A: Effect of the mutations R361A (green circles) and R361A-E80A-E81A (blue squares) compared to wt NP (black triangles) binding to RNA; Inset: comparison of the SPR signals obtained in the presence of Flu1-RNA with 300 nM C-terminal His-tagged NP, R361A or R361A-E80A-E81A. Due to its low affinity for RNA, the signal of the R361A-RNA complex (green) is ca four times smaller than NP-RNA (black), while the signal of the triple mutant (blue) is intermediate between them. The binding of NP or mutants to the surface-bound Flu1-RNA oligonucleotide followed a saturation curve with maximal RU at large protein concentration; the signal deduced from the plateau of the association kinetics as a function of NP concentration was used to obtain the Kd, taken as the concentration at which the RU is 50% of the maximal RU. B: Binding to Flu1-RNA of the double and triple mutants, wt-E80A-E81A (blue squares), R361A-E80A-E81A (red circles) respectively.

Figure 6. Size of NP oligomers in the presence of RNA monitored by Dynamic Light Scattering.

A - Size distribution of monomeric wt NP (5 µM) alone (black, 6.8 nm, 93%, 5.0 µ, 7%) and 1 hour (dotted blue, 13.8 nm 91%, 760 nm 9%) or 3 hours after addition of 1.8 µM RNA (16.3 nm, 100%); B- Size distribution of monomeric R361A (5 µM) alone (black, 7.8 nm, 100%) and 4 hours after addition of 1.8 µM RNA (dashed green, 9.85 nm, 75%, 279 nm, 25%) C: Comparison of the oligomerization kinetics of R361A (violet squares) and R361A-E80A-E81A (green stars) (10 µM) after addition of RNA (3 µM). Note the large difference in the final size of the protein-RNA oligomers being 10±1 nm and 16±1 nm for R361A and R361A-E80A-E81A, the latter resembling the size of oligomeric NP-RNA complexes.

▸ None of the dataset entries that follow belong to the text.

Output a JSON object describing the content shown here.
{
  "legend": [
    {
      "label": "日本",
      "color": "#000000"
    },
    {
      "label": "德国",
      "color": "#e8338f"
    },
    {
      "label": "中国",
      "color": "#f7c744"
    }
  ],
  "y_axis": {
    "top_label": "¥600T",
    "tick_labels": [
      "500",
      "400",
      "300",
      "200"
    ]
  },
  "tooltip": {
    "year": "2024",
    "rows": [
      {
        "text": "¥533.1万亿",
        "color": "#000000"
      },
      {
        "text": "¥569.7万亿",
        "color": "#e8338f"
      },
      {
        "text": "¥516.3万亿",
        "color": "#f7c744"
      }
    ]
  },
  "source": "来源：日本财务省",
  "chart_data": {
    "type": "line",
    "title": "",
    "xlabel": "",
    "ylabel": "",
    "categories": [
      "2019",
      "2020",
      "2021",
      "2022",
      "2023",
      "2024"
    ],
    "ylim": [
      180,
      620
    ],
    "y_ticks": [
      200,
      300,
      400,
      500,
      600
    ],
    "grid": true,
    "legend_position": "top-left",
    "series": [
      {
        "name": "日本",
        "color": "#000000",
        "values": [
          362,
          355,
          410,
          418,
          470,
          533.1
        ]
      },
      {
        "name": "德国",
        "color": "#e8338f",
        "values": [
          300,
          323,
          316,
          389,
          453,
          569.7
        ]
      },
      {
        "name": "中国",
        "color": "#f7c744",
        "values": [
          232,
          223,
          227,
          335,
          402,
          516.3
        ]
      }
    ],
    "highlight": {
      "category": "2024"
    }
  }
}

Figure 7. Influence of mutations in loop 2 of NP on RNA binding and RNA-induced oligomerization.

A: Comparison of the association to and dissociation from RNA of R361A-R204A-R208A (full triangles) and wt-R204A-R208A (open triangles); B: Comparison of the oligomerization kinetics of 10 µM proteins after addition of RNA (3 µM): wt NP (full squares), R361A (open squares), wt-R204A-R208A (open circles) and R361A-R204A-R208A (full triangles) (10 µM). The lines represent single exponential fits.